The problem was simple with this framing – I just needed to transform our bills into reporting that engineering would find interesting. I already had our cloud bills in our warehouse; literally the first thing I did when starting the data team was write a data pipeline in Python to ingest years worth of AWS CUR bills from S3 into our BigQuery backed warehouse.
I intend to cover nuts and bolts specifics like how to build a data pipeline in Python in this blog, because these are incredibly valuable skills in our context. Knowing a tiny bit of Python and a little bit more SQL will make you absolutely unstoppable and invaluable in your organization. (It will also boost your cachet with the Engineering org.)
Tooling
I spent the rest of 2022 demoing various FinOps tools. I knew that months of data normalizing and report building lay ahead, and I didn’t want to build it myself. I didn’t consider it to be to my employers long-term advantage to build cost reporting tools that I would understand deeply, but that a theoretical new hire would never have seen before.
I’ll cut to the chase because this is getting long – I went through more than 1 sales cycle with the Big Names in finops tooling, got quotes, and got laughed out of the room by my superiors because they all charged based on a percentage of our total cloud bill. I ultimately decided to do what I could with what I had – complete access to all the data in the warehouse and a couple of tools in the company toolshed, namely DBT and our BI dash.

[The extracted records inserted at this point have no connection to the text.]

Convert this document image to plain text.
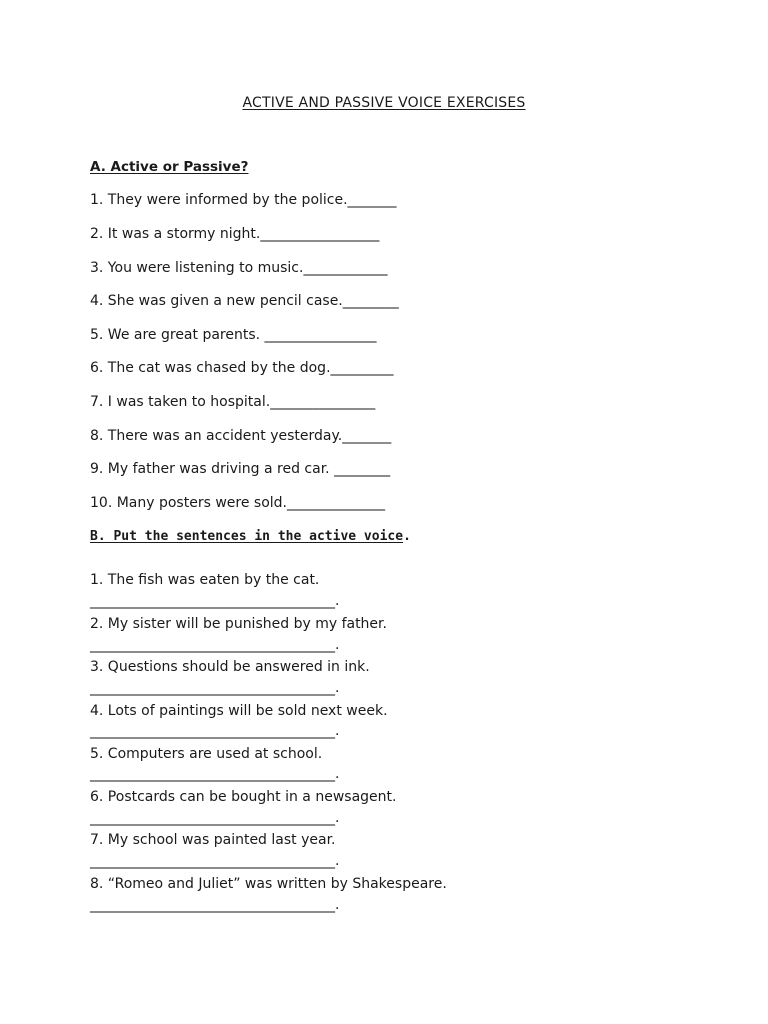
ACTIVE AND PASSIVE VOICE EXERCISES
A. Active or Passive?
1. They were informed by the police._______
2. It was a stormy night._________________
3. You were listening to music.____________
4. She was given a new pencil case.________
5. We are great parents. ________________
6. The cat was chased by the dog._________
7. I was taken to hospital._______________
8. There was an accident yesterday._______
9. My father was driving a red car. ________
10. Many posters were sold.______________
B. Put the sentences in the active voice.
1. The fish was eaten by the cat.
___________________________________.
2. My sister will be punished by my father.
___________________________________.
3. Questions should be answered in ink.
___________________________________.
4. Lots of paintings will be sold next week.
___________________________________.
5. Computers are used at school.
___________________________________.
6. Postcards can be bought in a newsagent.
___________________________________.
7. My school was painted last year.
___________________________________.
8. “Romeo and Juliet” was written by Shakespeare.
___________________________________.
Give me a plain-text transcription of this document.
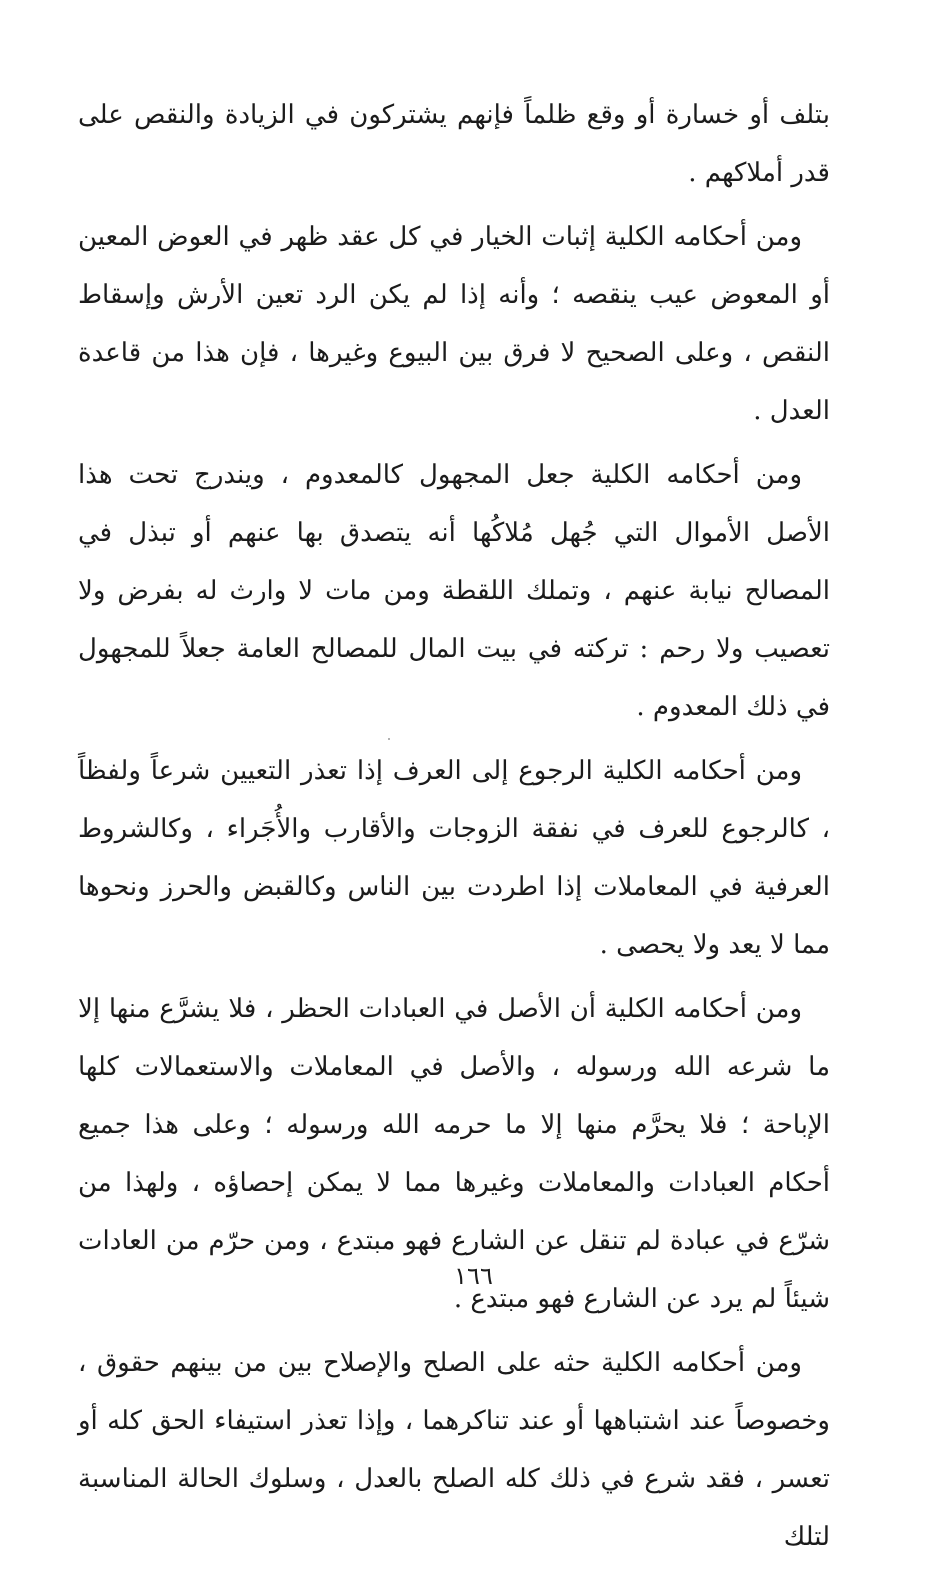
بتلف أو خسارة أو وقع ظلماً فإنهم يشتركون في الزيادة والنقص على قدر أملاكهم .

ومن أحكامه الكلية إثبات الخيار في كل عقد ظهر في العوض المعين أو المعوض عيب ينقصه ؛ وأنه إذا لم يكن الرد تعين الأرش وإسقاط النقص ، وعلى الصحيح لا فرق بين البيوع وغيرها ، فإن هذا من قاعدة العدل .

ومن أحكامه الكلية جعل المجهول كالمعدوم ، ويندرج تحت هذا الأصل الأموال التي جُهل مُلاكُها أنه يتصدق بها عنهم أو تبذل في المصالح نيابة عنهم ، وتملك اللقطة ومن مات لا وارث له بفرض ولا تعصيب ولا رحم : تركته في بيت المال للمصالح العامة جعلاً للمجهول في ذلك المعدوم .

ومن أحكامه الكلية الرجوع إلى العرف إذا تعذر التعيين شرعاً ولفظاً ، كالرجوع للعرف في نفقة الزوجات والأقارب والأُجَراء ، وكالشروط العرفية في المعاملات إذا اطردت بين الناس وكالقبض والحرز ونحوها مما لا يعد ولا يحصى .

ومن أحكامه الكلية أن الأصل في العبادات الحظر ، فلا يشرَّع منها إلا ما شرعه الله ورسوله ، والأصل في المعاملات والاستعمالات كلها الإباحة ؛ فلا يحرَّم منها إلا ما حرمه الله ورسوله ؛ وعلى هذا جميع أحكام العبادات والمعاملات وغيرها مما لا يمكن إحصاؤه ، ولهذا من شرّع في عبادة لم تنقل عن الشارع فهو مبتدع ، ومن حرّم من العادات شيئاً لم يرد عن الشارع فهو مبتدع .

ومن أحكامه الكلية حثه على الصلح والإصلاح بين من بينهم حقوق ، وخصوصاً عند اشتباهها أو عند تناكرهما ، وإذا تعذر استيفاء الحق كله أو تعسر ، فقد شرع في ذلك كله الصلح بالعدل ، وسلوك الحالة المناسبة لتلك

١٦٦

Dear Vendors, an aside on percentage-based pricing
I get it. Your solution will save us so much money, we’d be stupid not to spend 3% to save 15%, and you’re right. There’s also the fact that for what your solutions do under the hood, basing on a percentage of cloud spend is a reasonable proxy for the amount of data that’ll be ingested and therefore will correlate to your COGS for servicing a customer. But you don’t want to price+ your COGS, you want to charge for value… I get it! But…
The small-midsize shop is in a weird place in the FinOps tooling market. I suppose a mega-globo corp like Target or Citibank can handle these procurement issues in a variety of ways and also a few million dollars is basically a rounding error for them. At the other end of the spectrum, shops with < $1MM annual spends likewise are going to be able to cough up $15k a year to help them with this problem.
For us at say, $20MM a year, a 2% quote comes out to $400k a year. A YEAR. I don’t know about you, but that costs more than our 2 person FinOps team does and it doesn’t come with someone to set it up and operate it. Therefore, I am quite turned off by FinOps tools on the market right now, and this blog will have some strong opinions on building these skills and tools yourselves.
In conclusion
If you’ve made it this far, thanks. I don’t precisely have a plan here with this blog, but I think it’s far more important that I just get started, and journaling a bit about the path to here feels like an important thing to get down in print.
Future posts will be more nuts and bolts. Thanks.